We need a way of making sure that the priority scheme is taken into account even in these situations. That is why we may want to implement a push-out discard discipline instead of the usual droptail. Now you will change some parameters in the initial model and repeat the whole process of generating, solving, and taking measures from the Markov chain.
First of all, go back to the model description in TGIF. Edit the Initialization attribute from the Server_Queue object and change the PUSHOUT_PROB to 0.9. This means that if a blue customer arrives to find the system full, having at least one red customer not in service, it has 90% probability of being able to push it out and enter the system. Now it is time to do it all over again. Generate the chain, solve it using GTH no block, and get the measures of interest.
You should notice that the utilization does not change, since the push-out merely changes one customer for another, i.e., it does not improve the general performance of the system. The real differences are in the per-class measures, as you can see below.
Measure |
Red |
Blue |
Throughput |
9.04547 | 10.94724 |
Loss Rate |
0.95453 |
0.05276 |
Expected
Response Time |
8.73280 |
0.15935 |
System |
||
Utilization |
0.99964 |
Now that you have done the whole thing twice, you will do it twice more :-). Repeat the two previous runs (with PUSHOUT_PROB equal to 0 and 0.9), but with the SERVICE_RATE constant doubled to 40. Compare both results to the ones you have already obtained for the system with capacity equal to 20. Explain what happens and most importantly, why it happens.

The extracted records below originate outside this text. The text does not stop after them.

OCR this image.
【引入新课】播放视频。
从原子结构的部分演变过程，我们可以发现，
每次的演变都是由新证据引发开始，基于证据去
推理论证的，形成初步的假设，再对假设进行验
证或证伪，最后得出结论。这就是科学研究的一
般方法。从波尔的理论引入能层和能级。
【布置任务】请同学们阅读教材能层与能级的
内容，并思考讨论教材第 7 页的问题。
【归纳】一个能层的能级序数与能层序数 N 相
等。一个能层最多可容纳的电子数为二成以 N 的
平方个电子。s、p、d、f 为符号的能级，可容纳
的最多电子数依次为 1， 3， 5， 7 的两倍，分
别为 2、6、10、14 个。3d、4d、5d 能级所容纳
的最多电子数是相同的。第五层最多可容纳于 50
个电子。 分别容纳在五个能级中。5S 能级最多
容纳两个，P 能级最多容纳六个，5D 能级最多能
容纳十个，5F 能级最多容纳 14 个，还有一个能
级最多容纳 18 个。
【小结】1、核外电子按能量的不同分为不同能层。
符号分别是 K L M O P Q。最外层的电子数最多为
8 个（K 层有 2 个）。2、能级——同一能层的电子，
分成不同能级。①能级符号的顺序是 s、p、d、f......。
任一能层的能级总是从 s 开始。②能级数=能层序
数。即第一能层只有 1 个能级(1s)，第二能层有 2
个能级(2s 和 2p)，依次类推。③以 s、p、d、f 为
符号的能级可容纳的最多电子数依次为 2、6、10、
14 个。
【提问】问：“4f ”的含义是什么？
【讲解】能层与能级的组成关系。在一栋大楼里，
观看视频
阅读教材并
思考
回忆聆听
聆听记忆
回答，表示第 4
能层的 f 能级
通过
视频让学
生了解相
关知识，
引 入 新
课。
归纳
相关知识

This one, I will leave to you as an exercise, so enjoy your time!
We have seen how to generate a Markov chain from a Tangram-II model, solve its balance equations for the steady state probabilities, and take interest measures from it. All of this, with a practical application to the performance evaluation of a simple priority queueing system. There is still a lot more you can do with Tangram, like creating your own objects, solving for transient state analysis, and simulating, but these things will have to wait for a another tutorial.